Il tecnico tedesco ha fatto il suo dovere. Anzi, sotto certi aspetti lo ha fatto bene. Ha garantito stabilità, ha tenuto la squadra lontana dalle zone calde e ha costruito una base solida. Ma il punto è proprio questo: è sufficiente la solidità? La proprietà, la famiglia Pozzo, è stata chiara. L’obiettivo è tornare ad ambire a qualcosa di più. Tornare a guardare verso l’Europa. Un traguardo che oggi appare lontano, non tanto per il valore assoluto della rosa, quanto per la mancanza di continuità e di crescita nel gioco.
In due stagioni l’Udinese non è riuscita a fare quel salto di qualità atteso. Le prestazioni di livello non sono mancate, anzi. Le vittorie contro le big lo dimostrano. Ma sono rimasti episodi isolati, non un percorso strutturato. È mancata quella continuità nei risultati e soprattutto nella proposta di gioco che distingue una squadra da metà classifica da una che può ambire a qualcosa di più.

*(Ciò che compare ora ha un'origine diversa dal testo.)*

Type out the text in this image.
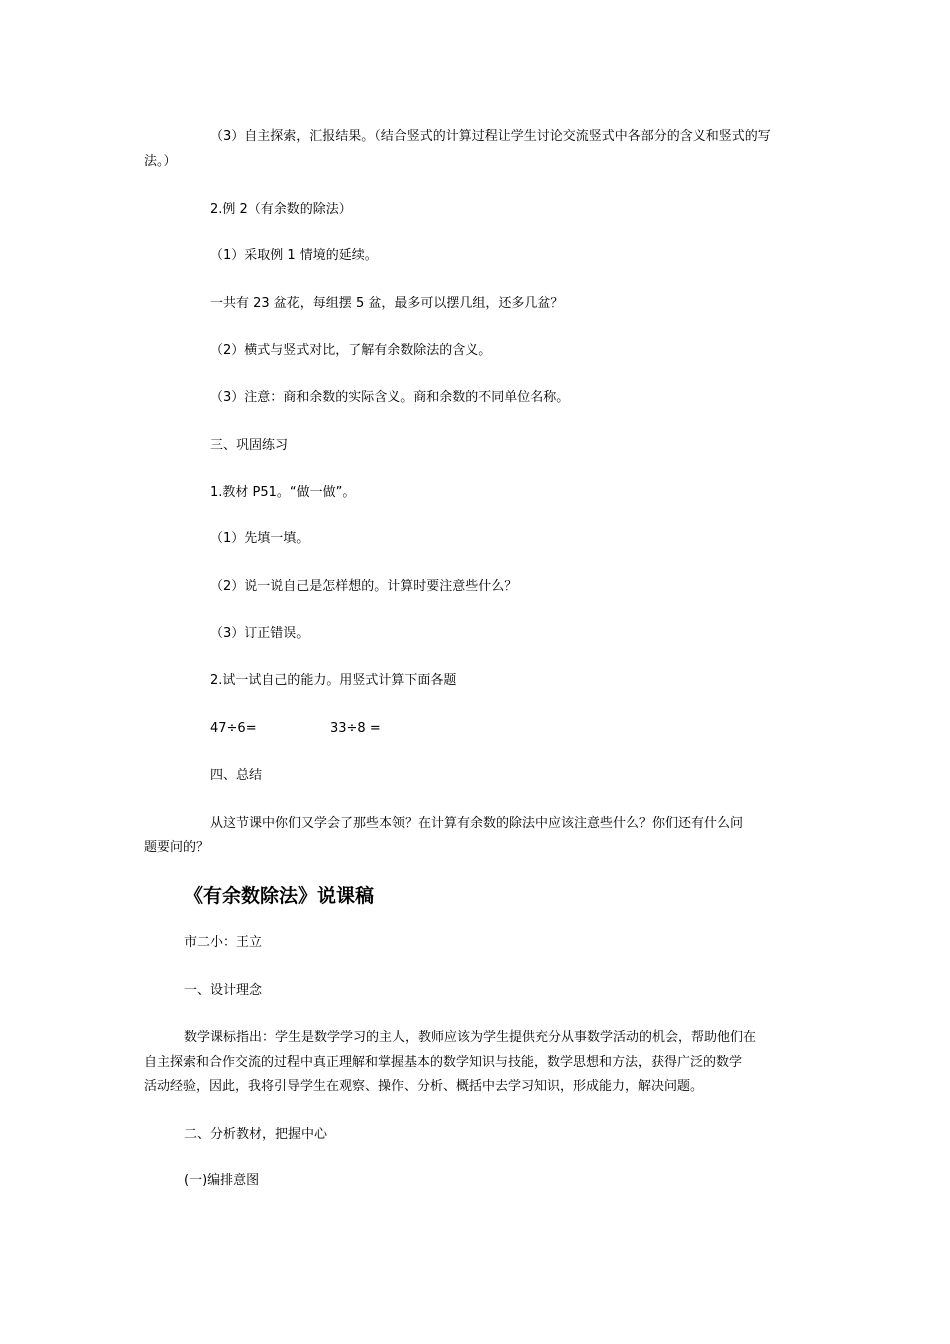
（3）自主探索，汇报结果。（结合竖式的计算过程让学生讨论交流竖式中各部分的含义和竖式的写
法。）
2.例 2（有余数的除法）
（1）采取例 1 情境的延续。
一共有 23 盆花，每组摆 5 盆，最多可以摆几组，还多几盆？
（2）横式与竖式对比，了解有余数除法的含义。
（3）注意：商和余数的实际含义。商和余数的不同单位名称。
三、巩固练习
1.教材 P51。“做一做”。
（1）先填一填。
（2）说一说自己是怎样想的。计算时要注意些什么？
（3）订正错误。
2.试一试自己的能力。用竖式计算下面各题
47÷6=	33÷8 =
四、总结
从这节课中你们又学会了那些本领？在计算有余数的除法中应该注意些什么？你们还有什么问
题要问的？
《有余数除法》说课稿
市二小：王立
一、设计理念
数学课标指出：学生是数学学习的主人，教师应该为学生提供充分从事数学活动的机会，帮助他们在
自主探索和合作交流的过程中真正理解和掌握基本的数学知识与技能，数学思想和方法，获得广泛的数学
活动经验，因此，我将引导学生在观察、操作、分析、概括中去学习知识，形成能力，解决问题。
二、分析教材，把握中心
(一)编排意图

Ed è qui che si apre il dibattito su Runjaic. Il tecnico ha avuto a disposizione una rosa tutt’altro che povera. Anzi, probabilmente una delle più interessanti degli ultimi anni a Udine. Giocatori come Sanchez, Thauvin, Lucca, Iker Bravo, Solet, Zaniolo, Atta, Miller. Un mix di esperienza, talento e prospettiva. Alcuni hanno reso, altri decisamente meno, ma il materiale su cui lavorare di certo non mancava. Inoltre, a Runjaic è stato concesso qualcosa di raro nella storia recente dell’Udinese: potere decisionale. Ha scelto chi tenere, chi escludere, chi portare a Udine. Ha deciso di non puntare su Sanchez e Iker Bravo, ha voluto profili come Karlstrom, Piotrowski e Buksa. Scelte che, come spesso accade, hanno dato risultati alterni.

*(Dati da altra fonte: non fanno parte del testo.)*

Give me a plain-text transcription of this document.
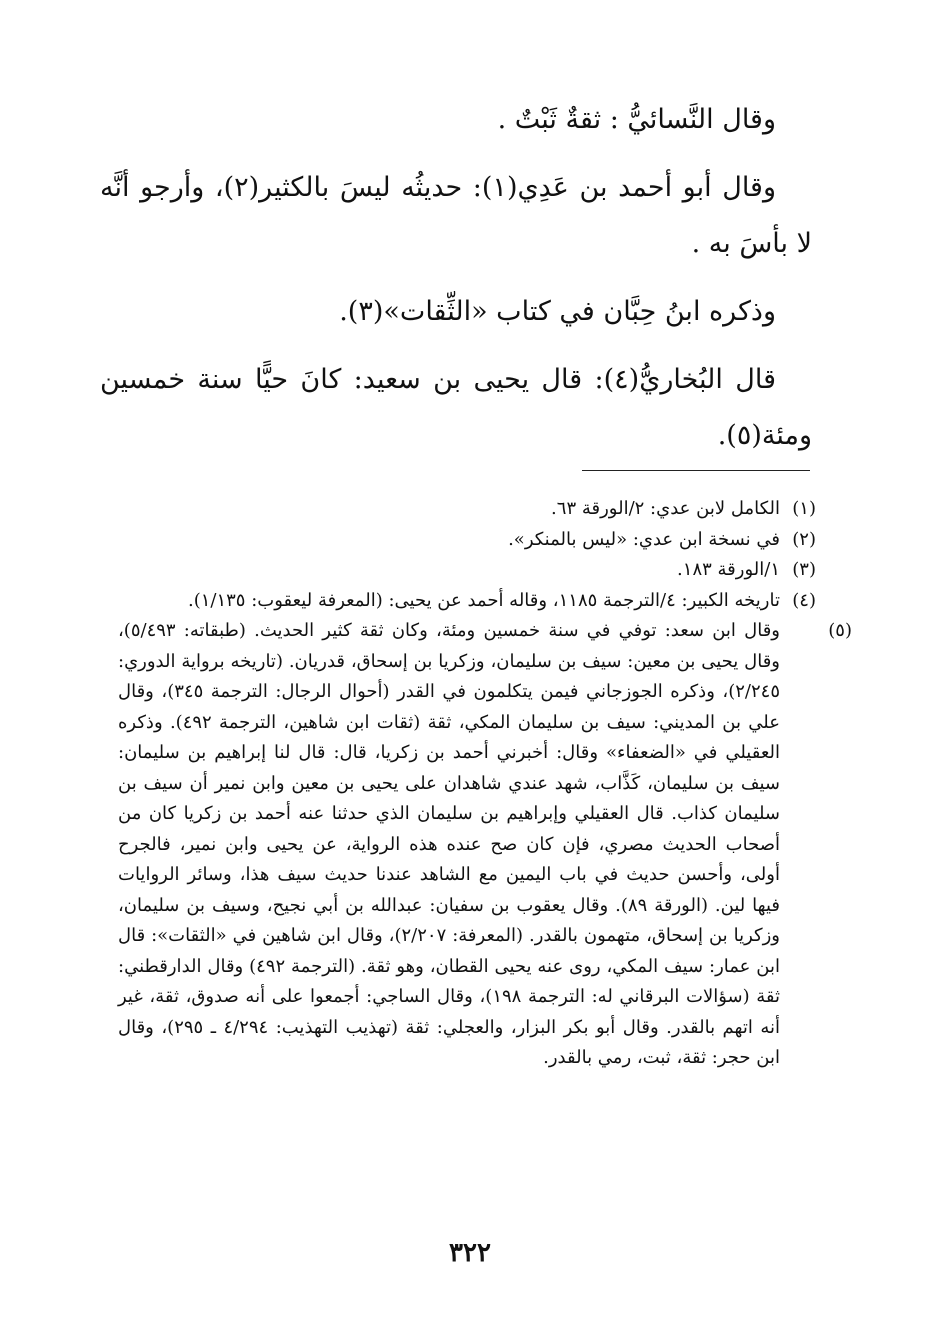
وقال النَّسائيُّ : ثقةٌ ثَبْتٌ .

وقال أبو أحمد بن عَدِي(١): حديثُه ليسَ بالكثير(٢)، وأرجو أنَّه لا بأسَ به .

وذكره ابنُ حِبَّان في كتاب «الثِّقات»(٣).

قال البُخاريُّ(٤): قال يحيى بن سعيد: كانَ حيًّا سنة خمسين ومئة(٥).

(١)الكامل لابن عدي: ٢/الورقة ٦٣.

(٢)في نسخة ابن عدي: «ليس بالمنكر».

(٣)١/الورقة ١٨٣.

(٤)تاريخه الكبير: ٤/الترجمة ١١٨٥، وقاله أحمد عن يحيى: (المعرفة ليعقوب: ١/١٣٥).

(٥)وقال ابن سعد: توفي في سنة خمسين ومئة، وكان ثقة كثير الحديث. (طبقاته: ٥/٤٩٣)، وقال يحيى بن معين: سيف بن سليمان، وزكريا بن إسحاق، قدريان. (تاريخه برواية الدوري: ٢/٢٤٥)، وذكره الجوزجاني فيمن يتكلمون في القدر (أحوال الرجال: الترجمة ٣٤٥)، وقال علي بن المديني: سيف بن سليمان المكي، ثقة (ثقات ابن شاهين، الترجمة ٤٩٢). وذكره العقيلي في «الضعفاء» وقال: أخبرني أحمد بن زكريا، قال: قال لنا إبراهيم بن سليمان: سيف بن سليمان، كَذَّاب، شهد عندي شاهدان على يحيى بن معين وابن نمير أن سيف بن سليمان كذاب. قال العقيلي وإبراهيم بن سليمان الذي حدثنا عنه أحمد بن زكريا كان من أصحاب الحديث مصري، فإن كان صح عنده هذه الرواية، عن يحيى وابن نمير، فالجرح أولى، وأحسن حديث في باب اليمين مع الشاهد عندنا حديث سيف هذا، وسائر الروايات فيها لين. (الورقة ٨٩). وقال يعقوب بن سفيان: عبدالله بن أبي نجيح، وسيف بن سليمان، وزكريا بن إسحاق، متهمون بالقدر. (المعرفة: ٢/٢٠٧)، وقال ابن شاهين في «الثقات»: قال ابن عمار: سيف المكي، روى عنه يحيى القطان، وهو ثقة. (الترجمة ٤٩٢) وقال الدارقطني: ثقة (سؤالات البرقاني له: الترجمة ١٩٨)، وقال الساجي: أجمعوا على أنه صدوق، ثقة، غير أنه اتهم بالقدر. وقال أبو بكر البزار، والعجلي: ثقة (تهذيب التهذيب: ٤/٢٩٤ ـ ٢٩٥)، وقال ابن حجر: ثقة، ثبت، رمي بالقدر.

٣٢٢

E poi ci sono le dichiarazioni. Negli ultimi mesi il tecnico è apparso più freddo, più distante. Le sue parole hanno lasciato il segno. Dalla frase sul valore della squadra – “il Sassuolo è più forte” – fino alle critiche al mercato e alla gestione della rosa, passando per alcune uscite sui tifosi che non sono state digerite dall’ambiente. Segnali che raccontano di un certo malcontento. Da una parte quello del tecnico, forse deluso da alcune scelte societarie. Dall’altra quello della piazza, che si aspettava una crescita più evidente dopo il primo anno.
Il contratto di Runjaic scade nel 2027, ma questo non garantisce nulla. La sensazione è che il futuro sia tutt’altro che definito. Le parti continueranno insieme? O si arriverà a una separazione? Molto dipenderà dalle valutazioni della società. Gino Pozzo, già a Natale, aveva parlato chiaramente della necessità di fare un salto di qualità. Una richiesta che oggi resta ancora senza risposta. Runjaic è l’uomo giusto per guidare questa crescita? Oppure serve un profilo diverso, capace di dare un’identità più forte, valorizzare maggiormente i giovani e costruire un percorso più ambizioso?
Domande aperte, senza una risposta immediata. Di certo, il tempo delle sole salvezze tranquille sembra non bastare più. A Udine si vuole qualcosa in più. E il futuro della panchina passa inevitabilmente da qui.